The big city is badly bent

24 September 2001

 

 

NEW YORK - The train into Penn Station passes through Queens, curving around the island of Manhattan. At one point, there is a break in the buildings and the entire city is visible.

 

To a man and a woman, every passenger turns and stares. Chattering voices still. We are all looking for something that isn't there.

 

In a souvenir shop, I glance at postcards displayed on a rack: The Statue of Liberty, the Empire State Building, magnificent views looking north, through midtown and Central Park.

 

But there are no views looking south.

 

The streets are filled with hawkers, peddling the ubiquitous watches ("Genuine Rolex. $10"), bootlegged CDs, foods of almost every nation sold from steel carts. And there are new products too, all of them red, white and blue: Flags, posters bragging "United We Stand," ribbons to be pinned to one's clothes.

 

And it's on the street that I find the missing postcards, the ones with the view that will never be again. The postcards now sell for a premium, collector's items, next to large photos of buildings in flames.

 

Many recent New York buildings were constructed with vast common spaces, a concession to the public for the lack of open space in the most densely packed parts of the city. They were like interior parks, respites from the crowded sidewalks. Now they are blocked off. "Employees Only," read hand-lettered signs.

 

Guards are everywhere, all decked out in new blue uniforms. Taking an elevator now requires one to sign in, showing an ID and giving a destination.

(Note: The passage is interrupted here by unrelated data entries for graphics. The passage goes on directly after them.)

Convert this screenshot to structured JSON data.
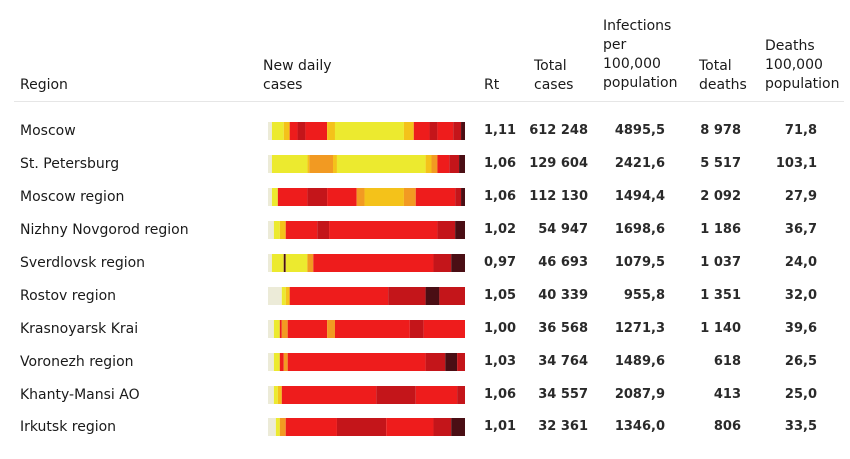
{
  "headers": {
    "region": "Region",
    "new_cases": [
      "New daily",
      "cases"
    ],
    "rt": "Rt",
    "total_cases": [
      "Total",
      "cases"
    ],
    "infections": [
      "Infections",
      "per",
      "100,000",
      "population"
    ],
    "total_deaths": [
      "Total",
      "deaths"
    ],
    "deaths_per": [
      "Deaths",
      "100,000",
      "population"
    ]
  },
  "colors": {
    "low": "#ecea2f",
    "mid_low": "#f4c21a",
    "mid": "#f29a22",
    "high": "#ee1c1c",
    "very_high": "#c4151a",
    "peak": "#4a0e14",
    "start": "#ecebd8"
  },
  "chart_data": {
    "type": "table",
    "columns": [
      "Region",
      "New daily cases",
      "Rt",
      "Total cases",
      "Infections per 100,000 population",
      "Total deaths",
      "Deaths 100,000 population"
    ],
    "rows": [
      {
        "region": "Moscow",
        "rt": "1,11",
        "total_cases": "612 248",
        "infections_per_100k": "4895,5",
        "total_deaths": "8 978",
        "deaths_per_100k": "71,8",
        "heat": [
          [
            "start",
            0.0
          ],
          [
            "low",
            0.02
          ],
          [
            "mid_low",
            0.08
          ],
          [
            "high",
            0.11
          ],
          [
            "very_high",
            0.15
          ],
          [
            "high",
            0.19
          ],
          [
            "mid_low",
            0.3
          ],
          [
            "low",
            0.34
          ],
          [
            "mid_low",
            0.69
          ],
          [
            "high",
            0.74
          ],
          [
            "very_high",
            0.82
          ],
          [
            "high",
            0.86
          ],
          [
            "very_high",
            0.94
          ],
          [
            "peak",
            0.98
          ]
        ]
      },
      {
        "region": "St. Petersburg",
        "rt": "1,06",
        "total_cases": "129 604",
        "infections_per_100k": "2421,6",
        "total_deaths": "5 517",
        "deaths_per_100k": "103,1",
        "heat": [
          [
            "start",
            0.0
          ],
          [
            "low",
            0.02
          ],
          [
            "mid_low",
            0.2
          ],
          [
            "mid",
            0.21
          ],
          [
            "mid_low",
            0.33
          ],
          [
            "low",
            0.35
          ],
          [
            "mid_low",
            0.8
          ],
          [
            "mid",
            0.83
          ],
          [
            "high",
            0.86
          ],
          [
            "very_high",
            0.92
          ],
          [
            "peak",
            0.97
          ]
        ]
      },
      {
        "region": "Moscow region",
        "rt": "1,06",
        "total_cases": "112 130",
        "infections_per_100k": "1494,4",
        "total_deaths": "2 092",
        "deaths_per_100k": "27,9",
        "heat": [
          [
            "start",
            0.0
          ],
          [
            "low",
            0.02
          ],
          [
            "high",
            0.05
          ],
          [
            "very_high",
            0.2
          ],
          [
            "high",
            0.3
          ],
          [
            "mid",
            0.45
          ],
          [
            "mid_low",
            0.49
          ],
          [
            "mid",
            0.69
          ],
          [
            "high",
            0.75
          ],
          [
            "very_high",
            0.95
          ],
          [
            "peak",
            0.98
          ]
        ]
      },
      {
        "region": "Nizhny Novgorod region",
        "rt": "1,02",
        "total_cases": "54 947",
        "infections_per_100k": "1698,6",
        "total_deaths": "1 186",
        "deaths_per_100k": "36,7",
        "heat": [
          [
            "start",
            0.0
          ],
          [
            "low",
            0.03
          ],
          [
            "mid_low",
            0.06
          ],
          [
            "high",
            0.09
          ],
          [
            "very_high",
            0.25
          ],
          [
            "high",
            0.31
          ],
          [
            "very_high",
            0.86
          ],
          [
            "peak",
            0.95
          ]
        ]
      },
      {
        "region": "Sverdlovsk region",
        "rt": "0,97",
        "total_cases": "46 693",
        "infections_per_100k": "1079,5",
        "total_deaths": "1 037",
        "deaths_per_100k": "24,0",
        "heat": [
          [
            "start",
            0.0
          ],
          [
            "low",
            0.02
          ],
          [
            "peak",
            0.08
          ],
          [
            "low",
            0.09
          ],
          [
            "mid",
            0.2
          ],
          [
            "high",
            0.23
          ],
          [
            "very_high",
            0.84
          ],
          [
            "peak",
            0.93
          ]
        ]
      },
      {
        "region": "Rostov region",
        "rt": "1,05",
        "total_cases": "40 339",
        "infections_per_100k": "955,8",
        "total_deaths": "1 351",
        "deaths_per_100k": "32,0",
        "heat": [
          [
            "start",
            0.0
          ],
          [
            "low",
            0.07
          ],
          [
            "mid_low",
            0.09
          ],
          [
            "high",
            0.11
          ],
          [
            "very_high",
            0.61
          ],
          [
            "peak",
            0.8
          ],
          [
            "very_high",
            0.87
          ]
        ]
      },
      {
        "region": "Krasnoyarsk Krai",
        "rt": "1,00",
        "total_cases": "36 568",
        "infections_per_100k": "1271,3",
        "total_deaths": "1 140",
        "deaths_per_100k": "39,6",
        "heat": [
          [
            "start",
            0.0
          ],
          [
            "low",
            0.03
          ],
          [
            "high",
            0.06
          ],
          [
            "mid",
            0.07
          ],
          [
            "high",
            0.1
          ],
          [
            "mid",
            0.3
          ],
          [
            "high",
            0.34
          ],
          [
            "very_high",
            0.72
          ],
          [
            "high",
            0.79
          ]
        ]
      },
      {
        "region": "Voronezh region",
        "rt": "1,03",
        "total_cases": "34 764",
        "infections_per_100k": "1489,6",
        "total_deaths": "618",
        "deaths_per_100k": "26,5",
        "heat": [
          [
            "start",
            0.0
          ],
          [
            "low",
            0.03
          ],
          [
            "high",
            0.06
          ],
          [
            "mid",
            0.08
          ],
          [
            "high",
            0.1
          ],
          [
            "very_high",
            0.8
          ],
          [
            "peak",
            0.9
          ],
          [
            "very_high",
            0.96
          ]
        ]
      },
      {
        "region": "Khanty-Mansi AO",
        "rt": "1,06",
        "total_cases": "34 557",
        "infections_per_100k": "2087,9",
        "total_deaths": "413",
        "deaths_per_100k": "25,0",
        "heat": [
          [
            "start",
            0.0
          ],
          [
            "low",
            0.03
          ],
          [
            "mid_low",
            0.05
          ],
          [
            "high",
            0.07
          ],
          [
            "very_high",
            0.55
          ],
          [
            "high",
            0.75
          ],
          [
            "very_high",
            0.96
          ]
        ]
      },
      {
        "region": "Irkutsk region",
        "rt": "1,01",
        "total_cases": "32 361",
        "infections_per_100k": "1346,0",
        "total_deaths": "806",
        "deaths_per_100k": "33,5",
        "heat": [
          [
            "start",
            0.0
          ],
          [
            "low",
            0.04
          ],
          [
            "mid",
            0.06
          ],
          [
            "high",
            0.09
          ],
          [
            "very_high",
            0.35
          ],
          [
            "high",
            0.6
          ],
          [
            "very_high",
            0.84
          ],
          [
            "peak",
            0.93
          ]
        ]
      }
    ]
  }
}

It's chaotic. People slip by, unwilling to wait in line, unnoticed by the guards.

 

Bostonians are proud of the flags they display on their doors and fly from their car aerials. But they are nothing compared to New York, which seems positively festooned. In some restaurants every table has its own flag; the waiter encourages diners to take it when they are done.

 

The stock market may be down, but somewhere makers of uniforms and flags are doing very well indeed.

 

New York's newspapers, always pugnacious, are in exceptionally fine form. They take the attack personally and vow on behalf of the city that it won't bring them down. The New York Post distributes a giant poster with the face of Osama bin Laden. "Wanted: Dead or Alive," it demands, "For mass murder in New York City."

 

The streets are packed, as they always have been, yet, despite the braggadocio of the press, the city seems down. Hotels are empty. People stay home. There are few smiles, little laughter. It is as if a pall has settled over the area like the thick dust.

 

Nighttimes for many are spent going from one memorial service to the next. Posters for the missing are everywhere. The faces smile out, young and old, with their names and workplaces listed. Few New Yorkers have any hope left of finding them alive and so the posters have become memorials of a sort.

 

From afar, jets crashing and buildings tumbling were a spectacle. Up close, it's two sisters missing or a dad that never came home from work.

 

Even after the loss of over 6,000, there are still more than 7 million inhabitants of New York. Everyone speaks of a desire to shake off the gloom, to get back to business, to return to the wonderfully chaotic wildness of yesterday. They know it does not dishonor the dead for those who remain to live as they once did. But it's hard. It all seems too soon.

 

For now, New York is a city grieving, still trying to understand an empty wound in the sky.